В своих платьях в полоску или в бело-голубой горошек, в голубых, серых или цвета морской воды тонах, в юбке-солнце, в закрывающем грудь болеро да и в более строгих туалетах из черного нейлона, едва тронутая косметикой, с распущенными по плечам волосами О выглядела почти школьницей. Повсюду, где он появлялся с нею, сэра Стивена принимали за ее отца или дядюшку, тем более что теперь он обращался к ней только на «ты», хотя она по-прежнему говорила ему «вы». Они были совсем вдвоем в Париже, бродили по улочкам, заглядывали в лавчонки, прогуливались по набережным. Встречные улыбались им, как улыбаются, встречая счастливых людей, и это их не удивляло ничуть. Случалось, что сэр Стивен увлекал ее в какую-нибудь подворотню или под сумрачную арку здания и там целовал, говорил, что любит. Так они гуляли в Сен-Марсель и по рю Муффар, возле Тампля и на площади Бастилии. Однажды сэр Стивен потащил О в какой-то невзрачный отельчик, возле которого они проходили. Хозяин потребовал сначала заполнить карточки, но потом уступил: если всего на час, можно и так. Комната была обклеена голубыми обоями с огромными золотыми пионами на них, со двора, куда выходило единственное окно, тянуло запахом отбросов из помойных баков. В слабом свете лампочки над изголовьем кровати виднелись рассыпанные по мраморной доске камина крошки рисовой пудры, а может быть, и «снежка». В потолок, прямо над кроватью, было вделано огромное зеркало.

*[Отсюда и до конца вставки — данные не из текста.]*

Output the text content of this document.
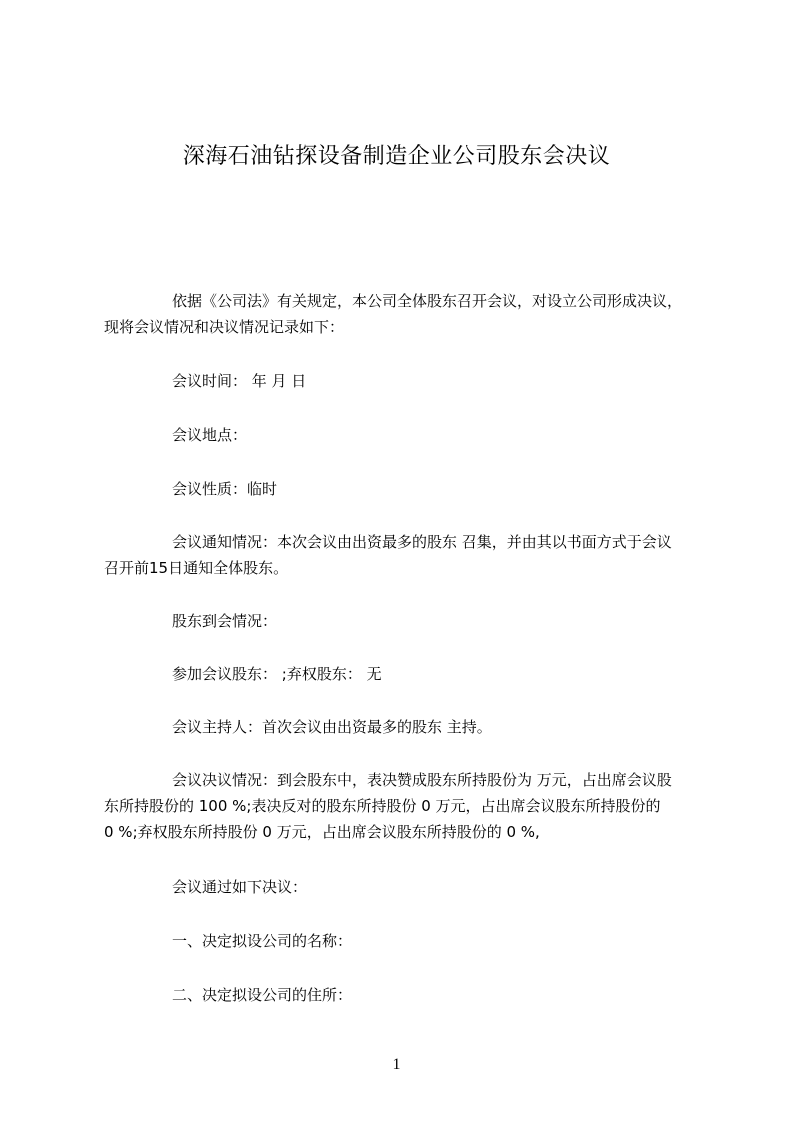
深海石油钻探设备制造企业公司股东会决议

依据《公司法》有关规定，本公司全体股东召开会议，对设立公司形成决议，
现将会议情况和决议情况记录如下：

会议时间： 年 月 日

会议地点：

会议性质：临时

会议通知情况：本次会议由出资最多的股东 召集，并由其以书面方式于会议
召开前15日通知全体股东。

股东到会情况：

参加会议股东： ;弃权股东： 无

会议主持人：首次会议由出资最多的股东 主持。

会议决议情况：到会股东中，表决赞成股东所持股份为 万元，占出席会议股
东所持股份的 100 %;表决反对的股东所持股份 0 万元，占出席会议股东所持股份的
0 %;弃权股东所持股份 0 万元，占出席会议股东所持股份的 0 %,

会议通过如下决议：

一、决定拟设公司的名称：

二、决定拟设公司的住所：

1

Однажды сэр Стивен пригласил к завтраку с О двух своих соотечественников, бывших в Париже проездом. Против своего обыкновения он не вызвал ее к себе, а сам заехал за нею на набережную Бетюн за час до того, как она была готова: после ванны, но еще не причесанная, не одетая, без косметики. Ее удивило еще и то, что в руках сэра Стивена была клубная сумка для гольфа. Но в гольф он играть не собирался: когда О по его просьбе раскрыла сумку, она обнаружила там вовсе не клюшки и шары. Кожаные хлысты: два потолще из красной кожи, два потоньше из черной, длинные и узкие, бич, сплетенный из длинных зеленых ремешков, подобный бичам средневековых флагеллянтов, плеть с веревочными узлами, собачья плетка с оплетенной кожей ручкой и, наконец, несколько веревок и браслеты, подобные браслетам из Руасси. О выложила все эти произведения шорного искусства на кровать. Несмотря на всю свою решительность и привычность к такого рода вещам, ей стало страшно. Сэр Стивен обнял ее за плечи.
— Что ты предпочитаешь? — спросил он.
О ничего не могла ответить. Она почувствовала, как вспотели ее подмышки.
— Так что же ты предпочитаешь? — повторил свой вопрос сэр Стивен. — Хорошо, — сказал он, видя, что она не может говорить, — тогда сначала помоги мне.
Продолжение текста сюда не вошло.